Seeking Urgent Advice

Hello everyone,

I’m really hoping someone here might be able to help or share any advice, as we are feeling quite desperate.

My 6-year-old son is autistic and finds change and transitions extremely difficult. Even very small disruptions to his routine can have a serious impact on his mental health and wellbeing.

We are now being forced to move from our home of over 10 years due to the redevelopment of our estate. While we have managed to find a new home, the situation is becoming incredibly distressing for our son. We are already seeing significant and worrying changes in his behaviour, both at home and at school.

We have asked the council if we could remain in our current property for a short period (just a few weeks) after completion, to allow for a gradual transition and help him adjust safely. We have provided supporting letters from his consultant paediatrician and his school’s SEND coordinator, both of whom strongly emphasise the importance of a carefully managed transition.

However, we are a single-income household and simply cannot afford to pay both a mortgage on the new home and rent on our current one. For this reason, we asked if the council could allow us to remain for this short period rent-free (while we continue to pay all utility bills), purely to protect our son during this very vulnerable time.

The building is due to be demolished, so the property won’t be re-let, which is why we hoped some flexibility might be possible.

We are extremely worried about what will happen if we are forced to leave immediately, as this could have a devastating impact on our son’s mental health.
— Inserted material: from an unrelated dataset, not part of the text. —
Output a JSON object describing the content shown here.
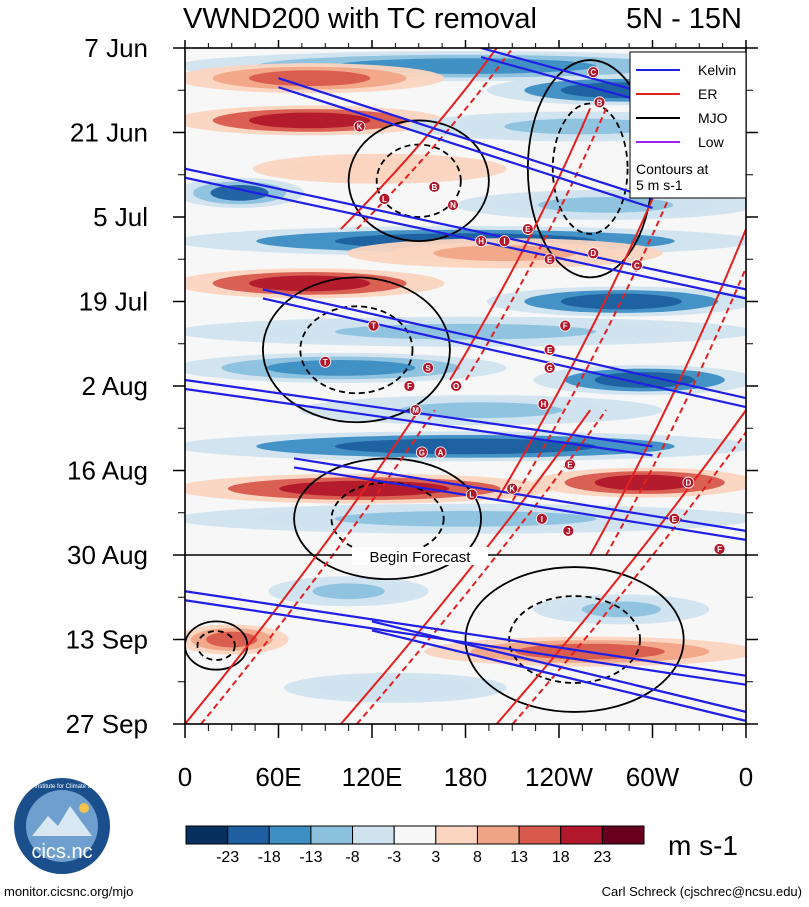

If anyone has been through something similar, or knows of any support, legal rights, or options available to families in this situation, I would be so grateful to hear from you.

Thank you so much for taking the time to read this.

Parents
  • Good morning from America, Marion.

    My family just went through a big move between states, so my Autistic daughter had to deal with that major change as well. Granted, I don’t think her aversion to changes in routine are quite as severe as your son’s, but it did go well overall.

    One suggestion I have is to focus your son on what is not going to change. Make it clear that certain beloved toys are going along for the trip. Show him a schedule for the new house that has the same steps as you had for the old house. If he has friends in the old neighborhood plan a playdate soon to show that they can still be friends.

    Another thing we did to make our daughter excited for the move was to have her own her new situation. I don’t know if your son will have his own bedroom, but our daughter was moving into her own room, so we let her pick the room and decide where the bed would go etc. Ask him which bathroom is his favorite, where he wants to sit at the table in the new home, which window has the best view, etc. If he feels like he has control over his environment, it might help him to feel more comfortable in the new place.

    I don’t know if that will help, but hopefully that gives you some ideas.

  • Great advice. Thank you so much for your reply and for sharing, I really appreciate it.